David Sinclair, the Researcher Who Wants to Cure Aging

If you've ever heard of resveratrol, the anti-aging compound found in small amounts in wine, you can thank David Sinclair, Ph.D., a tenured professor at Harvard Medical School. But Sinclair wants to be remembered for more than that.

Although Sinclair is best known for his research and advocacy of resveratrol in his 30s, he has now moved on to potentially more potent anti-aging compounds and human clinical trials to determine their efficacy.

Career

In the early 90s, shortly before receiving his Ph.D. in molecular genetics at the University of New South Wales in Australia, Sinclair met his mentor Leonard Guarente, an MIT professor who studied genes involved in the regulation of aging.

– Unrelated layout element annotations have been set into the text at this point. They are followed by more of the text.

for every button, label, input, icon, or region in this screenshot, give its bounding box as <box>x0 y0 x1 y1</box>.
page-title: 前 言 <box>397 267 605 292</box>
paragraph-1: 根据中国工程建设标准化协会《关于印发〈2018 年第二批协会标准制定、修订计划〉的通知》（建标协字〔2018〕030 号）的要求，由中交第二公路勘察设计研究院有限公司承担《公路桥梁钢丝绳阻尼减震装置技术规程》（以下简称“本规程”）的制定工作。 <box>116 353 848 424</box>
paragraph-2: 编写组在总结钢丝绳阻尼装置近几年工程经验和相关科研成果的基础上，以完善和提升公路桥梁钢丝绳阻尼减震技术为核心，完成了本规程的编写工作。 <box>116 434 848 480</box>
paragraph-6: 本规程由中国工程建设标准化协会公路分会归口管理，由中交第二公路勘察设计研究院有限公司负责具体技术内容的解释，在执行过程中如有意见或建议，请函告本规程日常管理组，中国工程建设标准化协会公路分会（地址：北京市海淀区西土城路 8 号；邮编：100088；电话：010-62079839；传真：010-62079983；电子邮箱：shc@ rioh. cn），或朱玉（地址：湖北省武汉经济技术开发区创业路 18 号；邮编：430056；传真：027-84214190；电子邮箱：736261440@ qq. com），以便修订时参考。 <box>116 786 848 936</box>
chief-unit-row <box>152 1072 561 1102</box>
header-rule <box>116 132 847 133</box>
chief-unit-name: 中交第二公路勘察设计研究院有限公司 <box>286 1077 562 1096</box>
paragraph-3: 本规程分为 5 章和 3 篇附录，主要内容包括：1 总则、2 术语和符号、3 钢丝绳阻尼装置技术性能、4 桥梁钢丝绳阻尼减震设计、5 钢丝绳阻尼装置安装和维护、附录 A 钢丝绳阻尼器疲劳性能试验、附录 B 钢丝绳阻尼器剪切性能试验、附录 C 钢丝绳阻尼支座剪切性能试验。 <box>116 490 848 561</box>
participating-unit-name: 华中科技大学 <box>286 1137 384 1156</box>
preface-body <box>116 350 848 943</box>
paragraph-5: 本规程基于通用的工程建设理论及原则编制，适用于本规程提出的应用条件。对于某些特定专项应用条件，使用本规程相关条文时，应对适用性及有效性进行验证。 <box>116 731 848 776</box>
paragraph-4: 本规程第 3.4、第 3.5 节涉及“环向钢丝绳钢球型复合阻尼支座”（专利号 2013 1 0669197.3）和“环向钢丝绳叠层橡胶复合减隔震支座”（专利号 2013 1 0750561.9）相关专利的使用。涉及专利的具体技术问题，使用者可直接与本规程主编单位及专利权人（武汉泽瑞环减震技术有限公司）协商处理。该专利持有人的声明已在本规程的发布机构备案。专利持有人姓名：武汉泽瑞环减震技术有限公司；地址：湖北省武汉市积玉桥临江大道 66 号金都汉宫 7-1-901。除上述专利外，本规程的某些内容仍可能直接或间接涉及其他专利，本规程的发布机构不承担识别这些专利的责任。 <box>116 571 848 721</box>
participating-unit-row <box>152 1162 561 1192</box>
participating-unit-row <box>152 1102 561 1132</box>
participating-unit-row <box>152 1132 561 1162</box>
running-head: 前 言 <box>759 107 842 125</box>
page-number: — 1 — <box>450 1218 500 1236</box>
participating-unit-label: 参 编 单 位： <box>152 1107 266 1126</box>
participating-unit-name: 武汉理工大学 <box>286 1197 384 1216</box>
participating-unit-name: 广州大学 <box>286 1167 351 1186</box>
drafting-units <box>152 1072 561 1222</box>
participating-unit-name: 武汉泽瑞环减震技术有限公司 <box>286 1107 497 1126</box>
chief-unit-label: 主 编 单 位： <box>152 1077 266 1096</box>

The meeting convinced Sinclair to apply for a post-doctoral position in Guarente's lab, where Sinclair later discovered that sirtuin 1 (SIRT1) slows aging in yeast. Sirtuins are a type of protein found in many organisms and are thought to protect against epigenetic changes that cause aging.

Later, Sinclair was hired at Harvard Medical School and given a small lab where he collaborated on research that showed the plant polyphenol resveratrol could activate sirtuins.

Theory of xeno-hormesis

To explain why plant compounds seem to affect human aging, Sinclair co-authored a paper in 2003 that coined the term "xeno-hormesis", which can be thought of as interspecies communication of stress signals.[1]

The theory goes that humans have evolved to sense our environment. So when we consume compounds produced by plants in times of stress, our bodies recognize these compounds and get advance warning about poor environmental conditions. This causes our body to activate cellular pathways that make us more resilient and have anti-aging effects.

Current research

Sinclair continues to have his own lab at Harvard but has shifted his focus to other, more potent, sirtuin activators such as nicotinamide mononucleotide (NMN). According to Sinclair, human clinical trials are in progress.

Commercial ventures

Sinclair has co-founded several companies. Arguably the most successful so far has been Sirtris, which was subsequently sold to the pharmaceutical company GlaxoSmithKline (GSK).

At Sirtris, Sinclair had worked to discover 14,000 different SIRT1 activators more potent than resveratrol. GSK apparently still has the molecules, and only a few have been involved in human studies, such as SRT-2104.

Sinclair is also an advisor at InsideTracker, a company that offers consumer blood testing services. Every few months Sinclair receives a comprehensive blood test to check his values and track measures of biological aging.

Books and media

Sinclair has not been shy about making himself and his opinions known on shows such as the Joe Rogan Experience, TED, and a variety of podcasts. He has also published a book about his research and theories.

Books

Videos

Anti-aging routine

Sinclair is uncommon among longevity researchers in that he talks openly about his anti-aging routine. He has a specific lifestyle, supplement routine, and blood test regimen that he follows.

  • Diet – Sinclair says he eats a "healthy omnivore diet" and as part of this diet avoids pasta and sugar, eats a lot of plants, and avoids meat unless he's worked out. Sinclair fears the mTOR cellular pathway, which is activated by amino acids in protein, may cause aging if activated in excess. In addition, Sinclair does intermittent fasting and often forgets to eat during the day but rather eats later in the night, something he calls a "bad habit".
  • Lifestyle – Sinclair tries to take a lot of steps and goes to the gym most weekend with his son. He spends several hours there doing a mix of strength and cardio, sauna, and cold bath. He doesn't smoke and avoids microwaved plastic, UV exposure, and sources of x-rays.

Supplements

According to his latest book, Sinclair has a specific supplement routine that he has also encouraged his family to use, including his dad, brother, and wife.

  • NMN – Takes 1 gram of this NAD+ precursor in the morning. Sinclair has mentioned timing NMN to coincide with the normal circadian rise in NAD+ during the morning. He has also mentioned combining it with trimethylglycine (TMG) for methyl group donation.
  • Resveratrol – 1 gram each morning in his homemade yogurt (or other fat) to increase bioavailability.
  • Metformin – 1 gram, but Sinclair has mentioned that he has a family history of diabetes, which this drug is prescribed for. There is evidence showing metformin may also prevent cancer, heart disease, and slow aging.

Blood tests

Sinclair believes certain blood values may be associated with longevity and can be used as a metric for biological aging. Since he is an advisor at Inside Tracker he uses their services and gets his values checked every few months.

  • Blood glucose – High impact and strong association with aging.
  • hsCRP – Medium impact on aging, and shows signs of inflammation.
  • Vitamin D – Medium impact on aging, can predict a decline in health and is controllable.
  • ALT –  Medium impact on aging, and can show signs of liver dysfunction.
  • Testosterone (men) / DHEAS (women) – Hormones that have a lower impact on aging compared to the others but are worth watching.
  • TNF alpha – Predictor of longevity.